Canadian inflation hits fresh 30-year high in January, rate hikes loom

Reuters

By Julie Gordon and Ismail Shakil

OTTAWA -Canada’s annual inflation rate accelerated again in January to hit a fresh 30-year high at 5.1%, as food and housing costs continued to rise, official data showed on Wednesday, bolstering the case for a steady series of interest rates hikes.

January’s figure is the highest since 5.5% recorded in September 1991 and the 10th consecutive month above the Bank of Canada’s 1%-to-3% control range, Statistics Canada data showed.

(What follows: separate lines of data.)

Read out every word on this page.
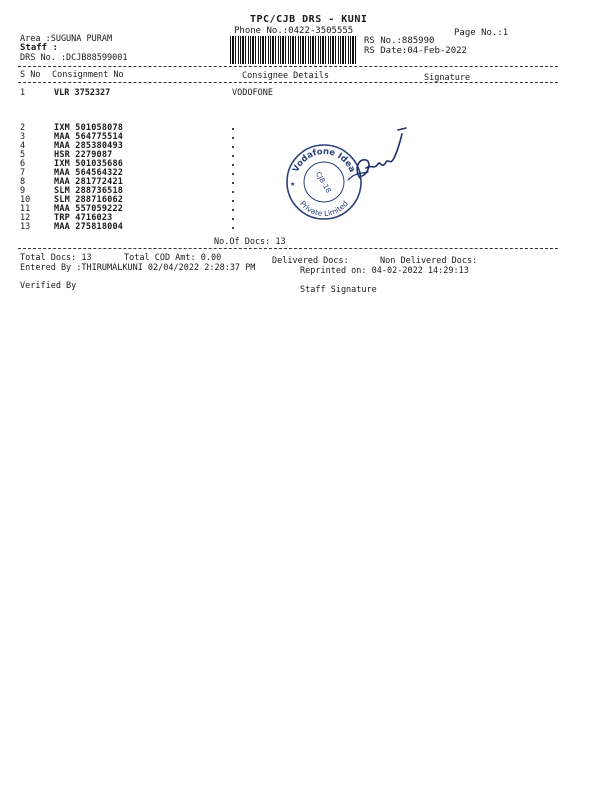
TPC/CJB DRS - KUNI
Phone No.:0422-3505555	Page No.:1
Area :SUGUNA PURAM
Staff :
DRS No. :DCJB88599001
RS No.:885990
RS Date:04-Feb-2022
S No Consignment No	Consignee Details	Signature
1	VLR 3752327	VODOFONE
2	IXM 501058078
3	MAA 564775514
4	MAA 285380493
5	HSR 2279087
6	IXM 501035686
7	MAA 564564322
8	MAA 281772421
9	SLM 288736518
10	SLM 288716062
11	MAA 557059222
12	TRP 4716023
13	MAA 275818004
Vodafone Idea
Private Limited
CJB-18
★
No.Of Docs: 13
Total Docs: 13	Total COD Amt: 0.00	Delivered Docs:	Non Delivered Docs:
Entered By :THIRUMALKUNI 02/04/2022 2:28:37 PM	Reprinted on: 04-02-2022 14:29:13
Verified By	Staff Signature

Analysts polled by Reuters had expected inflation to remain at 4.8% in January.


“It’s hotter than expected,” said Derek Holt, vice president of capital markets economics at Scotiabank. “To me this suggests that the economy is moving on from Omicron’s effects.

“The restrictions may have added a little bit to the inflationary pressures. But there is certainly no slowdown,” he added.

Shelter costs jumped 6.2% in January year-on-year, the fastest pace since February 1990, while food prices rose 5.7% as shopping for groceries became more expensive, both on supply chain issues and unfavorable growing conditions.

With price gains widespread, it appears businesses are passing on cost increases to consumers, analysts said. Rising energy prices, Canada’s record-smashing housing market, and wage pressure are set to send inflation still higher.

“Simply put, this is far too hot for comfort for the Bank of Canada, so expect a steady series of rate hikes in the coming meetings,” Doug Porter, chief economist at BMO Capital Markets, said in a note.

Porter expects four hikes in a row, to start, but added “it may well require much more than that to bring inflation to heel.”

Bank of Canada Governor Tiff Macklem has said interest rates need to rise to tackle hot inflation and Canadians should expect multiple hikes.

Still, analysts doubted the data would be enough to sway the central bank to hike by 50 basis points rather than 25 basis points at its March 2 policy meeting. Money markets see about a 30% chance of the larger increase.

“It’s clear that central bankers need to tighten policy, but high household debt levels will temper the Bank of Canada’s aggressiveness,” Royce Mendes, head of macro strategy at Desjardins Group, said in a note.

The CPI common measure, which the central bank says is the best gauge of the economy’s underperformance, rose to 2.3% from 2.1% in December.

The Canadian dollar was trading 0.2% higher at 1.2684 to the greenback, or 78.84 U.S. cents.